The lock without a FATE op also seems problematic, but might be
unrelated to the migration? You might be able to find more information
in the master log about that FATE transaction ID.
Michael Wall wrote:
Are you currently experiencing 1 outstanding migration? Does it go away
on it's own? Unless servers are going down, tablets will migrate when
their split threshold is reached. Is it possible you are constantly
splitting a table?
If all the tservers appear to be in good shape, maybe it is an issue
with the master. What does the jstack look like for that?
On Thu, Aug 4, 2016 at 12:06 PM, Tim I <t...@timisrael.com
<mailto:t...@timisrael.com>> wrote:
Hi Mike,
Thanks for the direction.
Empty result set from the scan you suggested
There was a lock without an associated FATE operation.

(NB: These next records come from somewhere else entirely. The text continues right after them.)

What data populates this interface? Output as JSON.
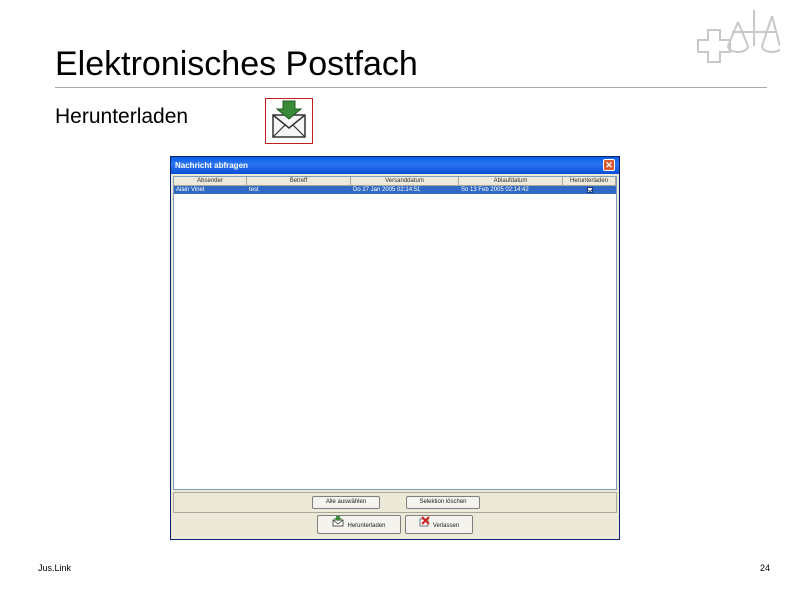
{
  "slide": {
    "title": "Elektronisches Postfach",
    "subtitle": "Herunterladen",
    "footer_left": "Jus.Link",
    "page_number": "24"
  },
  "window": {
    "title": "Nachricht abfragen",
    "close_glyph": "✕",
    "columns": [
      "Absender",
      "Betreff",
      "Versanddatum",
      "Ablaufdatum",
      "Herunterladen"
    ],
    "rows": [
      {
        "absender": "Alain Vinet",
        "betreff": "test",
        "versanddatum": "Do 27 Jan 2005 02:14:51",
        "ablaufdatum": "So 13 Feb 2005 02:14:42",
        "herunterladen": true
      }
    ],
    "buttons": {
      "select_all": "Alle auswählen",
      "clear_selection": "Selektion löschen",
      "download": "Herunterladen",
      "leave": "Verlassen"
    }
  },
  "colors": {
    "titlebar": "#0a5ee8",
    "selection": "#316ac5",
    "window_bg": "#ece9d8",
    "icon_border": "#c02020",
    "arrow_green": "#3a8a3a"
  },
  "icons": [
    "swiss-cross-scales-logo",
    "download-mail-icon",
    "close-icon",
    "checkbox-checked-icon",
    "download-icon",
    "leave-icon"
  ]
}
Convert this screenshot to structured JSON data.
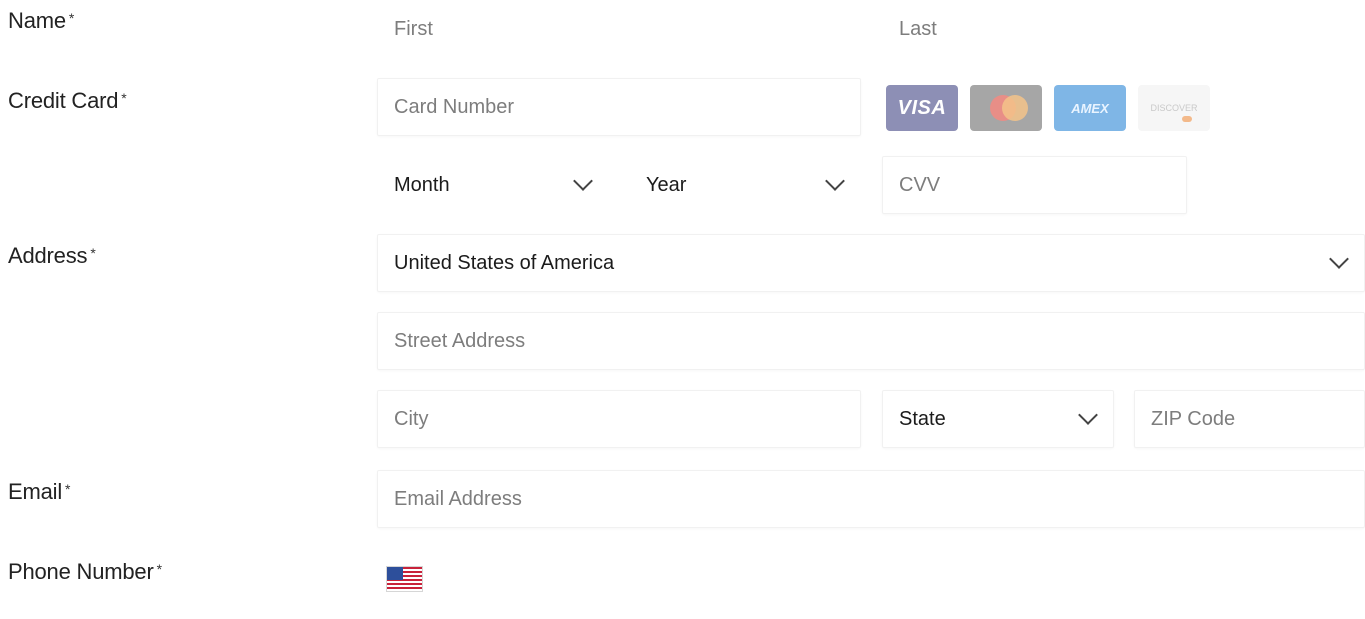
{
  "labels": {
    "name": "Name",
    "credit_card": "Credit Card",
    "address": "Address",
    "email": "Email",
    "phone": "Phone Number",
    "required_marker": "*"
  },
  "name": {
    "first_placeholder": "First",
    "last_placeholder": "Last"
  },
  "credit_card": {
    "number_placeholder": "Card Number",
    "card_brands": [
      "VISA",
      "Mastercard",
      "AMEX",
      "Discover"
    ],
    "visa_text": "VISA",
    "amex_text": "AMEX",
    "discover_text": "DISCOVER",
    "month_value": "Month",
    "year_value": "Year",
    "cvv_placeholder": "CVV"
  },
  "address": {
    "country_value": "United States of America",
    "street_placeholder": "Street Address",
    "city_placeholder": "City",
    "state_value": "State",
    "zip_placeholder": "ZIP Code"
  },
  "email": {
    "placeholder": "Email Address"
  },
  "phone": {
    "country_flag": "us-flag-icon",
    "value": ""
  },
  "colors": {
    "visa": "#8d8fb5",
    "mastercard": "#a6a6a6",
    "amex": "#7fb6e6",
    "discover": "#f6f6f6"
  }
}
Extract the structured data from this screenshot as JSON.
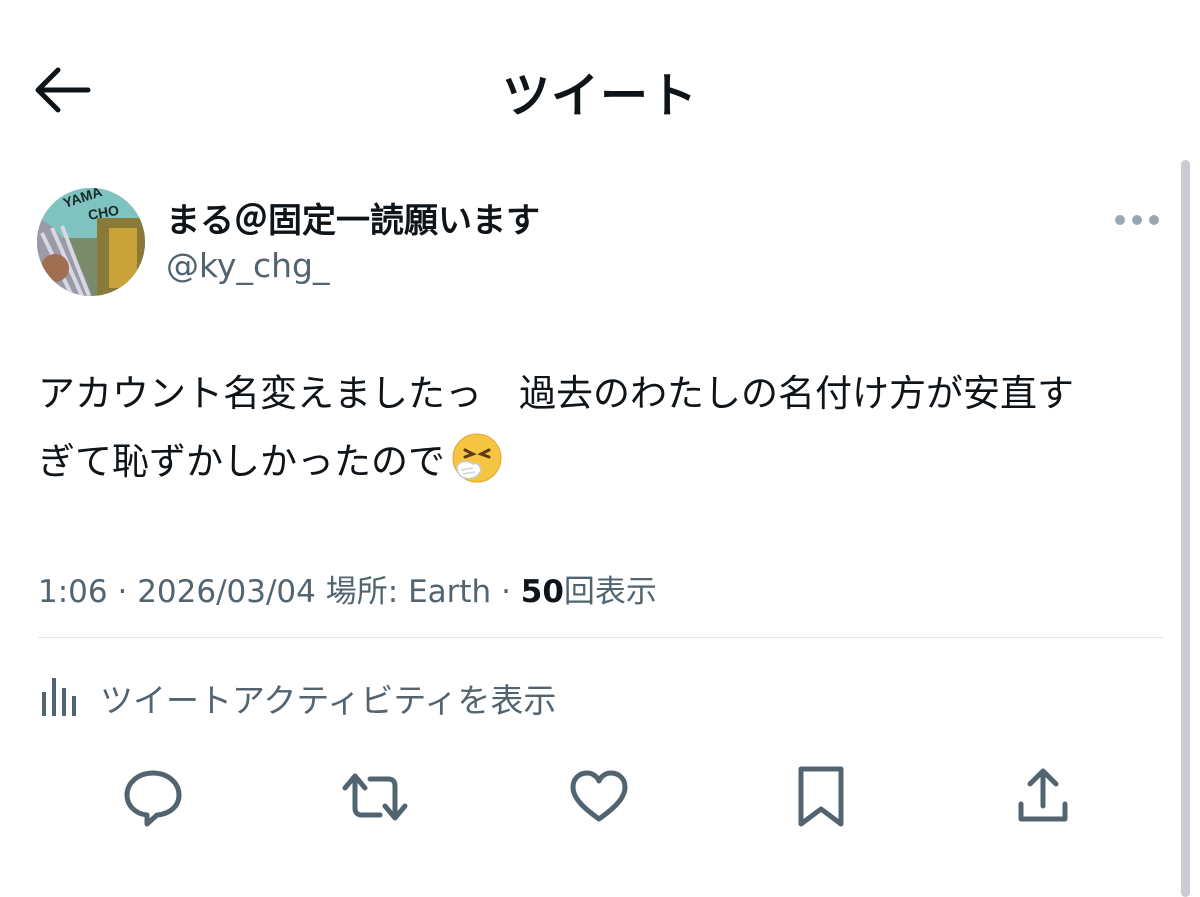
{
  "header": {
    "title": "ツイート",
    "back_icon": "arrow-left-icon"
  },
  "author": {
    "display_name": "まる＠固定一読願います",
    "handle": "@ky_chg_",
    "avatar_text_1": "YAMA",
    "avatar_text_2": "CHO"
  },
  "tweet": {
    "line1": "アカウント名変えましたっ　過去のわたしの名付け方が安直す",
    "line2": "ぎて恥ずかしかったので",
    "emoji": "sneezing-face"
  },
  "meta": {
    "time": "1:06",
    "separator": "·",
    "date": "2026/03/04",
    "location_label": "場所:",
    "location": "Earth",
    "views": "50",
    "views_label": "回表示"
  },
  "activity_link": "ツイートアクティビティを表示",
  "actions": [
    "reply-icon",
    "retweet-icon",
    "like-icon",
    "bookmark-icon",
    "share-icon"
  ],
  "colors": {
    "text": "#0f1419",
    "secondary": "#536471",
    "divider": "#e1e5e8"
  }
}
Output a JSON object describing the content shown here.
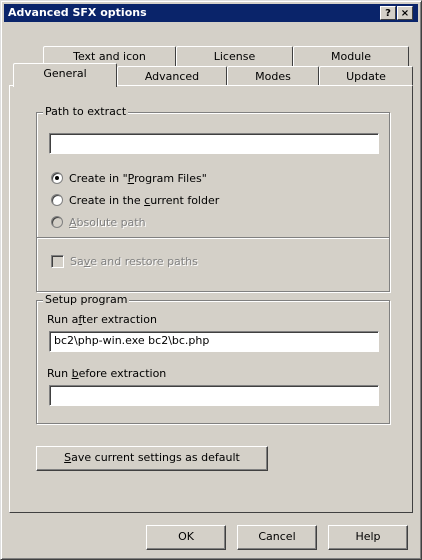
{
  "window": {
    "title": "Advanced SFX options",
    "help_label": "?",
    "close_label": "×"
  },
  "tabs": {
    "row1": [
      "Text and icon",
      "License",
      "Module"
    ],
    "row2": [
      "General",
      "Advanced",
      "Modes",
      "Update"
    ],
    "active": "General"
  },
  "path_group": {
    "label": "Path to extract",
    "path_value": "",
    "options": [
      {
        "pre": "Create in \"",
        "ul": "P",
        "post": "rogram Files\"",
        "checked": true,
        "disabled": false
      },
      {
        "pre": "Create in the ",
        "ul": "c",
        "post": "urrent folder",
        "checked": false,
        "disabled": false
      },
      {
        "pre": "",
        "ul": "A",
        "post": "bsolute path",
        "checked": false,
        "disabled": true
      }
    ],
    "save_restore": {
      "pre": "Sa",
      "ul": "v",
      "post": "e and restore paths",
      "disabled": true
    }
  },
  "setup_group": {
    "label": "Setup program",
    "run_after_pre": "Run a",
    "run_after_ul": "f",
    "run_after_post": "ter extraction",
    "run_after_value": "bc2\\php-win.exe bc2\\bc.php",
    "run_before_pre": "Run ",
    "run_before_ul": "b",
    "run_before_post": "efore extraction",
    "run_before_value": ""
  },
  "save_default": {
    "ul": "S",
    "post": "ave current settings as default"
  },
  "footer": {
    "ok": "OK",
    "cancel": "Cancel",
    "help": "Help"
  }
}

The following locks did not have an associated FATE operation
txid: 667becf32c0fe544 locked: [R:+default]
No recoveries stuck currently, and no long running scans.
Otherwise, the system seems fine.
Is it possible this is just benign? Should we monitor for locks
that don't have FATE operations and delete them from time to time?
Thanks,
Tim
On Thu, Aug 4, 2016 at 11:44 AM, Michael Wall <mjw...@gmail.com
<mailto:mjw...@gmail.com>> wrote:
Hi Tim,
You can try scanning the metadata table for a future colfam.
Something like
scan -t accumulo.metadata -c fut
If you find one, look at the tabletserver that is slated to host
that tablet. There could be an issue with that server
preventing assignment from completing. Get a jstack and save
the logs so you can further troubleshoot. Killing that tserver
will cause the assignment to go elsewhere, but make sure you get
as much info as you can before killing it.
What else is going on with the system? Do you have any
recoveries that are stuck? Are there any fate transactions that
have been running for a while? Any long running scans?
HTH
Mike
On Thu, Aug 4, 2016 at 11:04 AM, Tim I <t...@timisrael.com
<mailto:t...@timisrael.com>> wrote:
Hi all,
We're running accumulo 1.6.5
One of the issues we're seeing on a consistent basis is this
message:
"Not balancing due to 1 outstanding migrations".
Is there a simple way to see the number of outstanding
migrations? Based on what we've read and experienced, it
eventually means we have to bounce the master to get things
to a better state, however the message comes back within
about 1 hour.
Any thoughts and suggestions would be greatly appreciated.
Thanks,
Tim